Repository files navigation

Mediawiki Dumps Client for GO

This is golang client for accessing Mediawiki API dumps https://dumps.wikimedia.org/. Right now we are only supporting https://dumps.wikimedia.org/other/pagetitles/ but that can change in the future.

Small example of titles for English Wikinews:

client := dumps.NewClient()

_ = client.PageTitles(context.Background(), "enwikinews", time.Now().UTC(), func(p *dumps.Page) {
	fmt.Println(p)
})

date := time.Date(time.Now().Year(), time.Now().Month(), 1, 0, 0, 0, 0, time.UTC)

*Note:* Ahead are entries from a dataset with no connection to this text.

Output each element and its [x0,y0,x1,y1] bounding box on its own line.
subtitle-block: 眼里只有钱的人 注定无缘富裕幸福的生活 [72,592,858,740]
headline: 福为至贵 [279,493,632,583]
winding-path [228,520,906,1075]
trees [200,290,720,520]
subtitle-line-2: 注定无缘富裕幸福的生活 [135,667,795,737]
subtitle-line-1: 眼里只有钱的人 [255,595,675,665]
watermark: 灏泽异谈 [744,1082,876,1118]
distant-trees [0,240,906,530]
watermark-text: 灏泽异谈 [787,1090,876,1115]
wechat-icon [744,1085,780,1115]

_ = client.PageTitlesNs(context.Background(), "enwikinews", date, func(p *dumps.Page) {
	if p.Ns == 6 {
		fmt.Println(p)
	}
})

If you need to change the default configuration you can use client builder:

client := dumps.NewBuilder().
		URL("http://new-url.com").
		HTTPClient(&http.Client{}).
		Options(&dumps.Options{}).
		Build()

date := time.Date(time.Now().Year(), time.Now().Month(), 1, 0, 0, 0, 0, time.UTC)

_ = client.PageTitlesNs(context.Background(), "enwikinews", date, func(p *dumps.Page) {
	if p.Ns == 6 {
		fmt.Println(p)
	}
})

Note that for big projects you might need lots of RAM to keep all the data in memory.